Common file extensions for batch scripts are .sh or .batch, but they are not necessary. You can choose any name that makes sense to you.

Useful commands to the batch system

  • Submit job: sbatch <jobscript.sh>

  • Get list of your jobs: squeue -u <username>

  • Check on a specific job: scontrol show job <job-id>

  • Delete a specific job: scancel <job-id>

  • Useful info about a job: sacct -l -j <job-id> | less -S

  • Url to a page with info about the job (Kebnekaise only): job-usage <job-id>

Example Python batch scripts

Short serial example script for Rackham. Loading Python 3.9.5. Numpy is preinstalled and does not need to be loaded.

#!/bin/bash -l
#SBATCH -A naiss2023-22-1126 # Change to your own after the course
#SBATCH --time=00:10:00 # Asking for 10 minutes
#SBATCH -n 1 # Asking for 1 core

# Load any modules you need, here Python 3.9.5.
module load python/3.9.5

# Run your Python script
python mmmult.py

Short serial example for running on Rackham. Loading Python/3.9.5 + using any Python packages you have installed yourself with venv.

#!/bin/bash -l
#SBATCH -A naiss2023-22-1126 # Change to your own after the course
#SBATCH --time=00:10:00 # Asking for 10 minutes
#SBATCH -n 1 # Asking for 1 core

# Load any modules you need, here for Python 3.9.5
module load python/3.9.5

# Activate your virtual environment.
# CHANGE <path-to-virt-env> to the full path where you installed your virtual environment
# Example: /proj/naiss2023-22-1126/nobackup/mrspock/pythonUPPMAX
source <path-to-virt-env>/bin/activate

# Run your Python script
python <my_program.py>

Short GPU example for running on Snowy.

#!/bin/bash -l
#SBATCH -A naiss2023-22-1126
#SBATCH -t 00:10:00
#SBATCH --exclusive
#SBATCH -n 1
#SBATCH -M snowy
#SBATCH --gres=gpu=1

# Load any modules you need, here loading Python 3.9.5
module load python/3.9.5

# If you also need the GPU version of some of the ML packages
# then remove the out-commenting below
# module load python_ML_packages/3.9.5-gpu

# Run your code
python <my-gpu-code>.py

The recommended TensorFlow version for this course is 2.6.0-CUDA-11.3.1 on Kebnekaise. The module is compatible with Python 3.9.5.

Exercises

Run the first serial example script from further up on the page for this short Python code (sum-2args.py)

import sys

x = int(sys.argv[1])
y = int(sys.argv[2])

sum = x + y

print("The sum of the two numbers is: {0}".format(sum))

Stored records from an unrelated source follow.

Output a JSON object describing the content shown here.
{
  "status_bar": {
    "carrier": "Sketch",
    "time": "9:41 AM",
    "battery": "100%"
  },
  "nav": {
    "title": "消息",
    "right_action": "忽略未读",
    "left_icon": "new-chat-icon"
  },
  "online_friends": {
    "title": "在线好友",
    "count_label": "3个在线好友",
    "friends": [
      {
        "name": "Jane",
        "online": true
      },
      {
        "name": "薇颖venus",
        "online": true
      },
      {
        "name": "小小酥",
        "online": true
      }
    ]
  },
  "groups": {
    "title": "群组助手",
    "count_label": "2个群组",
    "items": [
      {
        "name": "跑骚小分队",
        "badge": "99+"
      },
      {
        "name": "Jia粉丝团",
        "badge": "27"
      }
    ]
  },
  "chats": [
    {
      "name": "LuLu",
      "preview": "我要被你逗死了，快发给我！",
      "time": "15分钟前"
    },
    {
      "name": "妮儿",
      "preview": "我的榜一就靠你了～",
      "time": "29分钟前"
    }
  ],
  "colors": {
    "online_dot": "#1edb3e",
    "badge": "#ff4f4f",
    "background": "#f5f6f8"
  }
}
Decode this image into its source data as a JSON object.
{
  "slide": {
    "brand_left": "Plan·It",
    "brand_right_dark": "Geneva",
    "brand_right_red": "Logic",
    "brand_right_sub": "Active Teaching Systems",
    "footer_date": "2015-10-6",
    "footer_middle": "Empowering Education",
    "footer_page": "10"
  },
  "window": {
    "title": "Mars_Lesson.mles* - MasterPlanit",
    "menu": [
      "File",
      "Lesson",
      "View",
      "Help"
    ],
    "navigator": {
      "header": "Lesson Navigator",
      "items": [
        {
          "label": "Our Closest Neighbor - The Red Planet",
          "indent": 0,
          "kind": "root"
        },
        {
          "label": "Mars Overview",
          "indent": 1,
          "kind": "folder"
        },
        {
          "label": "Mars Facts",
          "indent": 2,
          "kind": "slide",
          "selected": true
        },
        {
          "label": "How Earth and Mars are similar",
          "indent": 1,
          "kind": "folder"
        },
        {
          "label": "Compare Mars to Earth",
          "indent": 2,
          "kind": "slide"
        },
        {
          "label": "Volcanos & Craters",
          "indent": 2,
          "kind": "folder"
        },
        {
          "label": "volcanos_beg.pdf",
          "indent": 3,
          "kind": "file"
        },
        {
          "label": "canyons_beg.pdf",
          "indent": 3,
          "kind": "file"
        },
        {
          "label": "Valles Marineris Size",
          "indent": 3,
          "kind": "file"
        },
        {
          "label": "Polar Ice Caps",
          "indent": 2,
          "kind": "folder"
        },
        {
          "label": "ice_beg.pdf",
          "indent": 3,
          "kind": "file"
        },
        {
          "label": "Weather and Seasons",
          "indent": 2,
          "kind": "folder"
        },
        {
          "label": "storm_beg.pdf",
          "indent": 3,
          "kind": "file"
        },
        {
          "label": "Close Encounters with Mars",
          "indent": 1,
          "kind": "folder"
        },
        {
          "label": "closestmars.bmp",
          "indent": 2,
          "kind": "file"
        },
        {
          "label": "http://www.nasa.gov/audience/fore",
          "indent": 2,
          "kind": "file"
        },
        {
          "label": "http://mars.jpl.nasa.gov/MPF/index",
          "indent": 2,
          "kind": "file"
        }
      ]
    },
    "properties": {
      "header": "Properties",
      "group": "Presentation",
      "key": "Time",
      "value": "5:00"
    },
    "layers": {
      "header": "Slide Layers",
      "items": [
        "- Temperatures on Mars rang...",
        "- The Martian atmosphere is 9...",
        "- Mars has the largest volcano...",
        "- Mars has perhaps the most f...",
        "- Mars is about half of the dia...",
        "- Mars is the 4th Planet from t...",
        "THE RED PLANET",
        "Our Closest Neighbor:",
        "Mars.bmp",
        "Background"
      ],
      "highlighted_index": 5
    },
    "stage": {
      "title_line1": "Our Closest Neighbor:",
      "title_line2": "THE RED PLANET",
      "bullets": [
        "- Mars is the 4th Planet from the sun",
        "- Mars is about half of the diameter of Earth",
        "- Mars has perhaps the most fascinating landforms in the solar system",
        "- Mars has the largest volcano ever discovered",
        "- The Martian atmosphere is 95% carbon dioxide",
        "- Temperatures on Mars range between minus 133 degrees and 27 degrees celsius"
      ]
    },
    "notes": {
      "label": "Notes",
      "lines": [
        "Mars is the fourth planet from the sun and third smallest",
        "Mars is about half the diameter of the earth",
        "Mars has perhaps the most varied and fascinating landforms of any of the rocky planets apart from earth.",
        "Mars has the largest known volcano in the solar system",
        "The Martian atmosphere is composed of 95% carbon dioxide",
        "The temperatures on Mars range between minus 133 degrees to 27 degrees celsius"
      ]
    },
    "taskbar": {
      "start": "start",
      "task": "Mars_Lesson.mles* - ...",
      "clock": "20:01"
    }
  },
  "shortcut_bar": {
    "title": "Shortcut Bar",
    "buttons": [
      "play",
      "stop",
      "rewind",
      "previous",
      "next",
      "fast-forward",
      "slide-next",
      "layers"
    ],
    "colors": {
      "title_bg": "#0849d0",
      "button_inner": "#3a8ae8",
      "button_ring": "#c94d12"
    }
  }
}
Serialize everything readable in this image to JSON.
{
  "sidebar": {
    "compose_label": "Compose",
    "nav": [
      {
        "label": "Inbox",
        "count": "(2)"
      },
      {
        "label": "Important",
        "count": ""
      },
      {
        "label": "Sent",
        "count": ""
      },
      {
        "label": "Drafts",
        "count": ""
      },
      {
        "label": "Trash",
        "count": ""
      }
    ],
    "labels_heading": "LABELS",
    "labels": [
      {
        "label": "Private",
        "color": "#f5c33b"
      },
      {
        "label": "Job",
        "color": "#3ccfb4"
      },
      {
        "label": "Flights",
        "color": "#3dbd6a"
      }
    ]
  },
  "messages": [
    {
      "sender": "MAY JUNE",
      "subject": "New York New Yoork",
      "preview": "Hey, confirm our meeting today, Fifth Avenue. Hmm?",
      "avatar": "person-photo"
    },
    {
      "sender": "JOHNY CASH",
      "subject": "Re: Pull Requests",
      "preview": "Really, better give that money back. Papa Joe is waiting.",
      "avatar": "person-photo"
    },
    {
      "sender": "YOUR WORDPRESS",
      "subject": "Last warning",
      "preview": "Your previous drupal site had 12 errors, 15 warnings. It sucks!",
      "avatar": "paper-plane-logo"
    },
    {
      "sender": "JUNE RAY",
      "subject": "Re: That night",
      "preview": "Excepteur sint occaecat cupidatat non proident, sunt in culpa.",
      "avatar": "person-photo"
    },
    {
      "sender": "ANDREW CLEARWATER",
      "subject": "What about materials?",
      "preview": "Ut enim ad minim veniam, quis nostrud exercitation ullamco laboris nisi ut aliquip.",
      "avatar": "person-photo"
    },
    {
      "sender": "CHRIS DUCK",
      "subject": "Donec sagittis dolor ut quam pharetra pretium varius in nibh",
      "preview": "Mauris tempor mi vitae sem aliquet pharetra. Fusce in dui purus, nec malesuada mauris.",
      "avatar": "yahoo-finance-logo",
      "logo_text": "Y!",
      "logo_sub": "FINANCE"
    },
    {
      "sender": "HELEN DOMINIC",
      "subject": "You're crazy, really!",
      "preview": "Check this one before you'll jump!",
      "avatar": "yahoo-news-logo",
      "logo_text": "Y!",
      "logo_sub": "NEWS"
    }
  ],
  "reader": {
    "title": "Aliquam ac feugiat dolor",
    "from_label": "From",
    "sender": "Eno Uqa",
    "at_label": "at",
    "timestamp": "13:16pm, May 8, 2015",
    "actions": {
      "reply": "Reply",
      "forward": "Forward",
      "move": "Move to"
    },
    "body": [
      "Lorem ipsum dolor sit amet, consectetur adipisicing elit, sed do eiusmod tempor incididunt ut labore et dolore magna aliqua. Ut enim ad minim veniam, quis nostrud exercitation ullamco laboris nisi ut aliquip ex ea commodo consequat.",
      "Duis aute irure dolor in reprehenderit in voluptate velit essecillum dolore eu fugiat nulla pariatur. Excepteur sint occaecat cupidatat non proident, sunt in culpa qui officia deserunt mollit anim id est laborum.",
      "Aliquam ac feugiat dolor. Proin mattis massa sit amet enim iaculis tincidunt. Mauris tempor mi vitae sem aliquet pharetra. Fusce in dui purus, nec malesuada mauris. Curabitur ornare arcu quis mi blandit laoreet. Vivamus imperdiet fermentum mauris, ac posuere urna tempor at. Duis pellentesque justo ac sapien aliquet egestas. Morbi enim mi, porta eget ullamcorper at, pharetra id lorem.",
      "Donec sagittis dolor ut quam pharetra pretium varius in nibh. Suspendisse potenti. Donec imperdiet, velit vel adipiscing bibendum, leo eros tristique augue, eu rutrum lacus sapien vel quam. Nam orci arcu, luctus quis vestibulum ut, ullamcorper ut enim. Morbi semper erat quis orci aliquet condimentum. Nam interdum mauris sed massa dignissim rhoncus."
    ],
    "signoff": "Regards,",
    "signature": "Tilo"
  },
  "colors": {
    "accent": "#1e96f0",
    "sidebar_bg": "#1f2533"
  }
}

Remember to give the two arguments to the program in the batch script.

Keypoints

  • The SLURM scheduler handles allocations to the calculation nodes

  • Interactive sessions was presented in last slide

  • Batch jobs runs without interaction with user

  • A batch script consists of a part with SLURM parameters describing the allocation and a second part describing the actual work within the job, for instance one or several Python scripts.

    • Remember to include possible input arguments to the Python script in the batch script.